1997: The U.S. squad held true to form once again, defeating Canada (4-0, New Britain, Conn.), Australia (9-1, in Ambler, Pa.) and upstart European power Italy (2-0, in Washington, D.C.). Of the USA's 16 goals in the tourn- ament, Mia Hamm scored six and assisted on one other.

1996: The U.S. won U.S. Women's Cup '96 without allowing a single goal, while scoring 11 against Canada (6-0, in Worcester, Mass.), Japan (4-0, in Horsham, Penn.) and China (1-0, in Washington, D.C.). The final versus China marked the first live broadcast of a U.S. Women's National Team match in the program's history. Veteran Michelle Akers, the USA's all-time leading scorer at the time, provided the heroics with an unassisted goal in the second half to earn the tournament championship. U.S. Women's Cup '96 served as one of the USA's final warm-ups before claiming the gold at the 1996 Olympics in Atlanta where, ironically enough, the U.S. defeated China by a goal in the final match.

1995: Just months after the U.S. Women dropped a heartbreaking 0-1 semifinal result to Norway at the 1995 Women's World Cup, the two team faced off again at U.S. Women's Cup '95. Unfortunately for Australia and Chinese Taipei, two relative newcomers who rounded out the field, the U.S. and Norway were on a crash course to meet in the tournament's final match. Together, the U.S. and Norway defeated Australia dn Chinese Taipei by a combined score of 27-3, setting up the dramatic rematch at Washington, D.C.'s RFK Stadium on Aug. 6. After ending 90 minutes of regulation tied at 1-1, U.S. substitute Tammy Pearman, playing in her first ever international match, scored the "golden goal" to give the U.S. a 2-1 victory.
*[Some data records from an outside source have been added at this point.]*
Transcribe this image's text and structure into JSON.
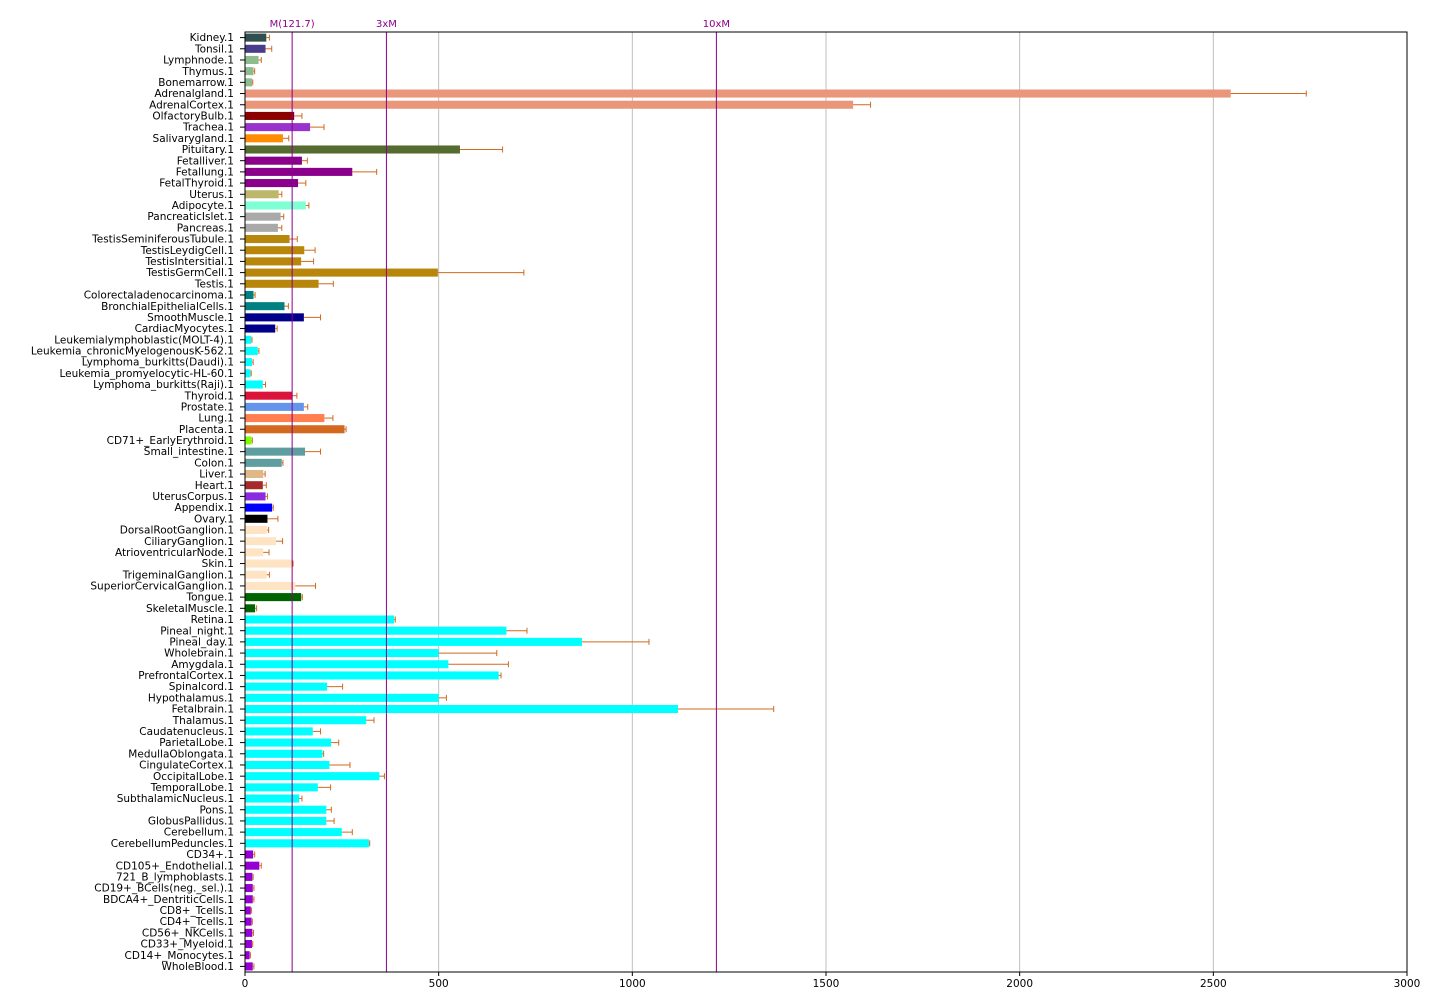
{
  "chart_data": {
    "type": "bar",
    "orientation": "horizontal",
    "title": "",
    "xlabel": "",
    "ylabel": "",
    "xlim": [
      0,
      3000
    ],
    "xticks": [
      0,
      500,
      1000,
      1500,
      2000,
      2500,
      3000
    ],
    "grid": "vertical",
    "legend": "none",
    "reference_lines": [
      {
        "label": "M(121.7)",
        "value": 121.7
      },
      {
        "label": "3xM",
        "value": 365.1
      },
      {
        "label": "10xM",
        "value": 1217
      }
    ],
    "colors": {
      "reference": "#8b008b",
      "errorbar": "#d2691e",
      "grid": "#bfbfbf"
    },
    "bars": [
      {
        "label": "Kidney.1",
        "value": 55,
        "error": 8,
        "color": "#2f4f4f"
      },
      {
        "label": "Tonsil.1",
        "value": 53,
        "error": 16,
        "color": "#483d8b"
      },
      {
        "label": "Lymphnode.1",
        "value": 35,
        "error": 7,
        "color": "#8fbc8f"
      },
      {
        "label": "Thymus.1",
        "value": 22,
        "error": 3,
        "color": "#8fbc8f"
      },
      {
        "label": "Bonemarrow.1",
        "value": 18,
        "error": 2,
        "color": "#8fbc8f"
      },
      {
        "label": "Adrenalgland.1",
        "value": 2545,
        "error": 195,
        "color": "#e9967a"
      },
      {
        "label": "AdrenalCortex.1",
        "value": 1570,
        "error": 45,
        "color": "#e9967a"
      },
      {
        "label": "OlfactoryBulb.1",
        "value": 127,
        "error": 20,
        "color": "#8b0000"
      },
      {
        "label": "Trachea.1",
        "value": 168,
        "error": 36,
        "color": "#9932cc"
      },
      {
        "label": "Salivarygland.1",
        "value": 98,
        "error": 15,
        "color": "#ff8c00"
      },
      {
        "label": "Pituitary.1",
        "value": 555,
        "error": 110,
        "color": "#556b2f"
      },
      {
        "label": "Fetalliver.1",
        "value": 147,
        "error": 14,
        "color": "#8b008b"
      },
      {
        "label": "Fetallung.1",
        "value": 277,
        "error": 63,
        "color": "#8b008b"
      },
      {
        "label": "FetalThyroid.1",
        "value": 137,
        "error": 20,
        "color": "#8b008b"
      },
      {
        "label": "Uterus.1",
        "value": 87,
        "error": 8,
        "color": "#bdb76b"
      },
      {
        "label": "Adipocyte.1",
        "value": 157,
        "error": 8,
        "color": "#7fffd4"
      },
      {
        "label": "PancreaticIslet.1",
        "value": 92,
        "error": 8,
        "color": "#a9a9a9"
      },
      {
        "label": "Pancreas.1",
        "value": 85,
        "error": 10,
        "color": "#a9a9a9"
      },
      {
        "label": "TestisSeminiferousTubule.1",
        "value": 115,
        "error": 20,
        "color": "#b8860b"
      },
      {
        "label": "TestisLeydigCell.1",
        "value": 153,
        "error": 28,
        "color": "#b8860b"
      },
      {
        "label": "TestisIntersitial.1",
        "value": 145,
        "error": 32,
        "color": "#b8860b"
      },
      {
        "label": "TestisGermCell.1",
        "value": 498,
        "error": 222,
        "color": "#b8860b"
      },
      {
        "label": "Testis.1",
        "value": 190,
        "error": 38,
        "color": "#b8860b"
      },
      {
        "label": "Colorectaladenocarcinoma.1",
        "value": 22,
        "error": 4,
        "color": "#008080"
      },
      {
        "label": "BronchialEpithelialCells.1",
        "value": 102,
        "error": 10,
        "color": "#008080"
      },
      {
        "label": "SmoothMuscle.1",
        "value": 152,
        "error": 43,
        "color": "#00008b"
      },
      {
        "label": "CardiacMyocytes.1",
        "value": 78,
        "error": 5,
        "color": "#00008b"
      },
      {
        "label": "Leukemialymphoblastic(MOLT-4).1",
        "value": 16,
        "error": 2,
        "color": "#00ffff"
      },
      {
        "label": "Leukemia_chronicMyelogenousK-562.1",
        "value": 33,
        "error": 3,
        "color": "#00ffff"
      },
      {
        "label": "Lymphoma_burkitts(Daudi).1",
        "value": 18,
        "error": 3,
        "color": "#00ffff"
      },
      {
        "label": "Leukemia_promyelocytic-HL-60.1",
        "value": 14,
        "error": 2,
        "color": "#00ffff"
      },
      {
        "label": "Lymphoma_burkitts(Raji).1",
        "value": 46,
        "error": 7,
        "color": "#00ffff"
      },
      {
        "label": "Thyroid.1",
        "value": 122,
        "error": 12,
        "color": "#dc143c"
      },
      {
        "label": "Prostate.1",
        "value": 152,
        "error": 10,
        "color": "#6495ed"
      },
      {
        "label": "Lung.1",
        "value": 205,
        "error": 22,
        "color": "#ff7f50"
      },
      {
        "label": "Placenta.1",
        "value": 257,
        "error": 4,
        "color": "#d2691e"
      },
      {
        "label": "CD71+_EarlyErythroid.1",
        "value": 17,
        "error": 2,
        "color": "#7fff00"
      },
      {
        "label": "Small_intestine.1",
        "value": 155,
        "error": 40,
        "color": "#5f9ea0"
      },
      {
        "label": "Colon.1",
        "value": 95,
        "error": 3,
        "color": "#5f9ea0"
      },
      {
        "label": "Liver.1",
        "value": 47,
        "error": 5,
        "color": "#deb887"
      },
      {
        "label": "Heart.1",
        "value": 46,
        "error": 9,
        "color": "#a52a2a"
      },
      {
        "label": "UterusCorpus.1",
        "value": 53,
        "error": 5,
        "color": "#8a2be2"
      },
      {
        "label": "Appendix.1",
        "value": 70,
        "error": 3,
        "color": "#0000ff"
      },
      {
        "label": "Ovary.1",
        "value": 58,
        "error": 27,
        "color": "#000000"
      },
      {
        "label": "DorsalRootGanglion.1",
        "value": 57,
        "error": 4,
        "color": "#ffe4c4"
      },
      {
        "label": "CiliaryGanglion.1",
        "value": 80,
        "error": 17,
        "color": "#ffe4c4"
      },
      {
        "label": "AtrioventricularNode.1",
        "value": 47,
        "error": 15,
        "color": "#ffe4c4"
      },
      {
        "label": "Skin.1",
        "value": 122,
        "error": 2,
        "color": "#ffe4c4"
      },
      {
        "label": "TrigeminalGanglion.1",
        "value": 56,
        "error": 7,
        "color": "#ffe4c4"
      },
      {
        "label": "SuperiorCervicalGanglion.1",
        "value": 130,
        "error": 52,
        "color": "#ffe4c4"
      },
      {
        "label": "Tongue.1",
        "value": 145,
        "error": 3,
        "color": "#006400"
      },
      {
        "label": "SkeletalMuscle.1",
        "value": 26,
        "error": 4,
        "color": "#006400"
      },
      {
        "label": "Retina.1",
        "value": 385,
        "error": 3,
        "color": "#00ffff"
      },
      {
        "label": "Pineal_night.1",
        "value": 675,
        "error": 53,
        "color": "#00ffff"
      },
      {
        "label": "Pineal_day.1",
        "value": 870,
        "error": 173,
        "color": "#00ffff"
      },
      {
        "label": "Wholebrain.1",
        "value": 500,
        "error": 150,
        "color": "#00ffff"
      },
      {
        "label": "Amygdala.1",
        "value": 525,
        "error": 155,
        "color": "#00ffff"
      },
      {
        "label": "PrefrontalCortex.1",
        "value": 655,
        "error": 6,
        "color": "#00ffff"
      },
      {
        "label": "Spinalcord.1",
        "value": 212,
        "error": 40,
        "color": "#00ffff"
      },
      {
        "label": "Hypothalamus.1",
        "value": 500,
        "error": 20,
        "color": "#00ffff"
      },
      {
        "label": "Fetalbrain.1",
        "value": 1118,
        "error": 247,
        "color": "#00ffff"
      },
      {
        "label": "Thalamus.1",
        "value": 313,
        "error": 20,
        "color": "#00ffff"
      },
      {
        "label": "Caudatenucleus.1",
        "value": 175,
        "error": 20,
        "color": "#00ffff"
      },
      {
        "label": "ParietalLobe.1",
        "value": 222,
        "error": 20,
        "color": "#00ffff"
      },
      {
        "label": "MedullaOblongata.1",
        "value": 200,
        "error": 3,
        "color": "#00ffff"
      },
      {
        "label": "CingulateCortex.1",
        "value": 218,
        "error": 53,
        "color": "#00ffff"
      },
      {
        "label": "OccipitalLobe.1",
        "value": 347,
        "error": 13,
        "color": "#00ffff"
      },
      {
        "label": "TemporalLobe.1",
        "value": 188,
        "error": 33,
        "color": "#00ffff"
      },
      {
        "label": "SubthalamicNucleus.1",
        "value": 140,
        "error": 7,
        "color": "#00ffff"
      },
      {
        "label": "Pons.1",
        "value": 210,
        "error": 13,
        "color": "#00ffff"
      },
      {
        "label": "GlobusPallidus.1",
        "value": 210,
        "error": 20,
        "color": "#00ffff"
      },
      {
        "label": "Cerebellum.1",
        "value": 250,
        "error": 27,
        "color": "#00ffff"
      },
      {
        "label": "CerebellumPeduncles.1",
        "value": 320,
        "error": 2,
        "color": "#00ffff"
      },
      {
        "label": "CD34+.1",
        "value": 21,
        "error": 4,
        "color": "#9400d3"
      },
      {
        "label": "CD105+_Endothelial.1",
        "value": 37,
        "error": 5,
        "color": "#9400d3"
      },
      {
        "label": "721_B_lymphoblasts.1",
        "value": 19,
        "error": 2,
        "color": "#9400d3"
      },
      {
        "label": "CD19+_BCells(neg._sel.).1",
        "value": 20,
        "error": 3,
        "color": "#9400d3"
      },
      {
        "label": "BDCA4+_DentriticCells.1",
        "value": 20,
        "error": 3,
        "color": "#9400d3"
      },
      {
        "label": "CD8+_Tcells.1",
        "value": 15,
        "error": 2,
        "color": "#9400d3"
      },
      {
        "label": "CD4+_Tcells.1",
        "value": 17,
        "error": 2,
        "color": "#9400d3"
      },
      {
        "label": "CD56+_NKCells.1",
        "value": 19,
        "error": 3,
        "color": "#9400d3"
      },
      {
        "label": "CD33+_Myeloid.1",
        "value": 18,
        "error": 2,
        "color": "#9400d3"
      },
      {
        "label": "CD14+_Monocytes.1",
        "value": 12,
        "error": 2,
        "color": "#9400d3"
      },
      {
        "label": "WholeBlood.1",
        "value": 20,
        "error": 3,
        "color": "#9400d3"
      }
    ]
  }
}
1994: The U.S. Women's Cup was established by the U.S. Youth Soccer Association's Region I (East) in 1994 under its original name, the Chiquita Cup. The United States claimed the first U.S. Women's Cup (or Chiquita Cup) in 1994, among a tournament field that included world powers Norway, Germany and China. After hard-fought victories over Germany (2-1, in Washington, D.C.) and China (1-0, in Piscataway, N.J.), the U.S. lashed out on rival Norway, 4-1, in a match played in Worcester, Mass. Chiquita Cup '94 proved to be a fitting preview for the 1995 FIFA Women's World Cup in Sweden, as the four teams involved turned out to be the top four finishers.